Das Kartenspiel geriet bald zur Nebensache, denn das, was alle an der Bar zu Gesicht bekamen, konnten sie nicht unkommentiert lassen - sprach jetzt mehr und mehr ihre Gefühle an, wühlte sie auf. Mit übereinander geschlagenen Beinen und kokettem Blick war die junge Frau, eingerahmt von den beiden Männern, weiterhin in eine anregende Unterhaltung mit ihnen vertieft. Behutsam führte sie jetzt ihre Hand in Richtung Gesicht des einen Mannes und streichelte ihn zärtlich an seiner Wange. Ein liebkosendes Streicheln im Gesicht des anderen Mannes folgte. Tobias machte auf den Gesichtern der Männer ein Hauch von wohligem Grinsen aus, während ansonsten ihre Gefühle nicht erkennbar waren. „Kennen sie sich vielleicht aus früheren Begegnungen oder haben sie sich erst jetzt kennen gelernt?“, dachte er sich. „Nein, widerlich“, giftete jetzt Maries Mutter sichtlich erregt und richtete sich auf. „Ob sie weiß, dass sich der Austausch von Zärtlichkeiten in der Öffentlichkeit hier nicht gehört? Das geht gar nicht!“, entrüstete sich Tobias ebenfalls, der jetzt aufstand. „Das sind eindeutige Signale, die Männer hier anders deuten!“, erklärte Tobias jetzt etwas breitspurig. „Sie muss wissen, was sie tut“, schaltete sich jetzt auch Maries Vater ein. „Nein, so etwas gehört sich nicht!“, entgegnete seine Frau scharf. Ihre durchdringenden Blicke Richtung Bar waren vorwurfsvoll. Plötzlich waren alle von ihren Plätzen aufgestanden. Sie blickten stark erregt und wütend in Richtung Bar. Am liebsten wären sie weiter vor zur Bar gegangen und hätten sich vor der jungen Frau aufgebaut. Doch diesen Schritt wagten sie nicht.

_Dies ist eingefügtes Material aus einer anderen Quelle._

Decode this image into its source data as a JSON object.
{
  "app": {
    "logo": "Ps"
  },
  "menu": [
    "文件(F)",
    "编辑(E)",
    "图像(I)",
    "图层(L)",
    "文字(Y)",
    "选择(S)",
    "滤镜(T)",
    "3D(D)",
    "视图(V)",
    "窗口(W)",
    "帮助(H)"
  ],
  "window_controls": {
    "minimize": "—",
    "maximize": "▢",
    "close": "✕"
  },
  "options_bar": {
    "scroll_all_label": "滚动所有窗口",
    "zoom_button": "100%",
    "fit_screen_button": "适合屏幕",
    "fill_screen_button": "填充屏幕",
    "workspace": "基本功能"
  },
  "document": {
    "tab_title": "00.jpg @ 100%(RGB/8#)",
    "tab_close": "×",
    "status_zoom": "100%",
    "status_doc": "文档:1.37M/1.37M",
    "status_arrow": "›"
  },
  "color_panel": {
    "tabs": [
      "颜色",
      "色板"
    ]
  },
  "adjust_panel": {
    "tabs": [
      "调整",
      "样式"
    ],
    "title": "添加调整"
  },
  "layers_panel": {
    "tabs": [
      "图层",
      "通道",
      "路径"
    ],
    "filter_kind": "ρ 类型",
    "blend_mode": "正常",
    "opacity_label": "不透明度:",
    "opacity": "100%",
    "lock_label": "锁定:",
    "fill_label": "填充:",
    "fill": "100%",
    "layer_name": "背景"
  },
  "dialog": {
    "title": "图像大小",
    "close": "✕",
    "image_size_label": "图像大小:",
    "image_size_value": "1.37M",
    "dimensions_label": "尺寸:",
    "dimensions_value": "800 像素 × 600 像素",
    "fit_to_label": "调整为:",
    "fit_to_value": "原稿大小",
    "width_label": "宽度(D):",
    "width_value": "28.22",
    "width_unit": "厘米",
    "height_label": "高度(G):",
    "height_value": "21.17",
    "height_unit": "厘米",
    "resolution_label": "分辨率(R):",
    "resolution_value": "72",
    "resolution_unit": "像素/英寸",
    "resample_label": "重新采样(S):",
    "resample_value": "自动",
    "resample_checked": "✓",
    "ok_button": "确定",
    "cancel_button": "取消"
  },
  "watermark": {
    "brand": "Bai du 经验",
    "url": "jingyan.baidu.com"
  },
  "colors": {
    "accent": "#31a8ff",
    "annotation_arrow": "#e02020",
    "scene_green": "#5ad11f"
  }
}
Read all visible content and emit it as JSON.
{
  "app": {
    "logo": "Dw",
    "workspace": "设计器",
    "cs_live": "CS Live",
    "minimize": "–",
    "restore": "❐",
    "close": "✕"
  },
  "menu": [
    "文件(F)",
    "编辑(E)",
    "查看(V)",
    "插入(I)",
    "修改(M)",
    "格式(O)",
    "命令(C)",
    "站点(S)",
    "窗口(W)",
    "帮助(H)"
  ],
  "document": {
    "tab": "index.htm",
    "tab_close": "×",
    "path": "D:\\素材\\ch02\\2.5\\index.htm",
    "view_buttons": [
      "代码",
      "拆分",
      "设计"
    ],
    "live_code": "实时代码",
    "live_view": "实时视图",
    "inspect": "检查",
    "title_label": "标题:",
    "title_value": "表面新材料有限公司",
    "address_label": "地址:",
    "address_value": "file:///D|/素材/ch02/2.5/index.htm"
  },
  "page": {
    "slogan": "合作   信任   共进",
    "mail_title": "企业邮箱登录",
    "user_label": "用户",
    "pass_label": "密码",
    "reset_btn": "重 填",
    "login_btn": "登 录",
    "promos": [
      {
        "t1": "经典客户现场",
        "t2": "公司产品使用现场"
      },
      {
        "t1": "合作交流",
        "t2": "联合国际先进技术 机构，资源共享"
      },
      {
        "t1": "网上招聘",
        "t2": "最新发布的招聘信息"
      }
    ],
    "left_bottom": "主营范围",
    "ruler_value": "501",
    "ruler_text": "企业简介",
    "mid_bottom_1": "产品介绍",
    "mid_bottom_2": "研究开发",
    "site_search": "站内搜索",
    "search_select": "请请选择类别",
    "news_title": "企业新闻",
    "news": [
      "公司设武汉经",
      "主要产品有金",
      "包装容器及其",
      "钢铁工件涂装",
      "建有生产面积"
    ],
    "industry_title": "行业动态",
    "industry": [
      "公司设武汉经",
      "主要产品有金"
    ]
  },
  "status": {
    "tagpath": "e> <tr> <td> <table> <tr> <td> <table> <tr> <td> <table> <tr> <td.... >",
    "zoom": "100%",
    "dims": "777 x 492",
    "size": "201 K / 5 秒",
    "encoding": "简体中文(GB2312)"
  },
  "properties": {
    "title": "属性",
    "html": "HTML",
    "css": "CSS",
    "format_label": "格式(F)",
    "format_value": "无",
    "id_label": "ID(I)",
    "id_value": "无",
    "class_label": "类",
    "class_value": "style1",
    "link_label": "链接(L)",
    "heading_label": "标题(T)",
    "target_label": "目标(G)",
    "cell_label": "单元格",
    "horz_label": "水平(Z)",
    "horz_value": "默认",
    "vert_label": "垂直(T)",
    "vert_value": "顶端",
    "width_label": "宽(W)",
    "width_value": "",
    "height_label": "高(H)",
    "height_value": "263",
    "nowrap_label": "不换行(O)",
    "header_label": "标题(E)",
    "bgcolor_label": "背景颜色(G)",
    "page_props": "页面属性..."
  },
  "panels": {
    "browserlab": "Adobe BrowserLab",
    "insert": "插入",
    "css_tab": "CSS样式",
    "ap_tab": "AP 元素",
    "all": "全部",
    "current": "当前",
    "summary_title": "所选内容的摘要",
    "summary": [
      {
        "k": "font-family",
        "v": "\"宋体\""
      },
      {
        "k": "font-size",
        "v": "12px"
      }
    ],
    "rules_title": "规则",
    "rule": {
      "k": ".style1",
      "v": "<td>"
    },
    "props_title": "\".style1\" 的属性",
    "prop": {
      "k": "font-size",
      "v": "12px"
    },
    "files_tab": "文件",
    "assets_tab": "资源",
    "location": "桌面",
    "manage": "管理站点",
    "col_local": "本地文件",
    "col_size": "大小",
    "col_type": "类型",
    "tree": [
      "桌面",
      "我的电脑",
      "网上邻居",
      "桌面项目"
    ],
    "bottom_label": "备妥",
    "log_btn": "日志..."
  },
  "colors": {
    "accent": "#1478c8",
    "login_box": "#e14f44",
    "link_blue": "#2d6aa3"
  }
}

Die junge Frau lief jetzt zu ihrem Sohn und besprach etwas mit ihm. Plötzlich war sie mit einem der jungen Männer verschwunden. Nach einiger Zeit kamen sie wieder an die Bar zurück und tranken etwas. Die Frau schaute erneut nach ihrem Sohn, der die ganze Zeit über in der Lobby spielte. Leicht theatralisch und freudig erregt zugleich liebkoste sie ihn. Kurz darauf verschwand sie mit dem anderen Mann an der Bar. Es vergingen dreißig Minuten, als sie wieder an der Bar auftauchten. Ihr aufreizendes Verhalten den beiden Männern gegenüber hatte sie unterdessen keineswegs abgelegt. Die Runde war erneut aufgestanden. Ihre vorwurfsvollen Blicke fixierten die Frau und ließen nicht von ihr ab. Sie rückten jetzt ein Stück weiter Richtung Bar vor, wohl unbewusst mit der Absicht, dass die junge Frau ihre ablehnende Haltung ihr gegenüber, ihre ganze Empörung, bemerken würde. Während Marie nicht recht wusste, was sie sagen sollte, war ihre Mutter außer sich: „Ekelhaft – und der Junge kriegt das doch alles mit! Wir sollten zu ihr gehen!“ „Gerda, das geht uns nichts an“, meinte ihr Mann ruhig aber bestimmt. Marie stand verunsichert da. Sie wuchs behütet auf, war rein; alle Abgründe menschlichen Verhaltens hatten ihre Seele, ihr Herz noch nicht erreicht. „Also es soll ja jeder machen was er will, aber wenn ein Kind darunter leidet - dann ist es etwas anderes!“, ergänzte Tobias sichtlich wütend, wobei er das Wort „Kind“ stark betonte, „später, wenn er älter ist, wird er sich an diese Situationen erinnern und der Tag wird kommen, an dem er seine Mutter damit konfrontieren wird. Tränen werden fließen, doch das muss seine Mutter sich dann anhören!“
Auch an den beiden folgenden Tagen wurde die junge Frau mit den beiden Männern nachmittags an der Bar gesehen. Die Gefühle von Abscheu und Verachtung, die Maries Familie und Tobias der jungen Frau entgegenbrachten, waren nicht verschwunden -doch es war alles gesagt. Marie wirkte in diesen Tagen verstört, konnte all dies wohl noch nicht richtig einordnen.
Einige Tage später war die junge Frau nicht mehr gesehen. Marie und ihre Eltern verlebten noch eine unbeschwerte Urlaubswoche und die junge Frau war bald vergessen.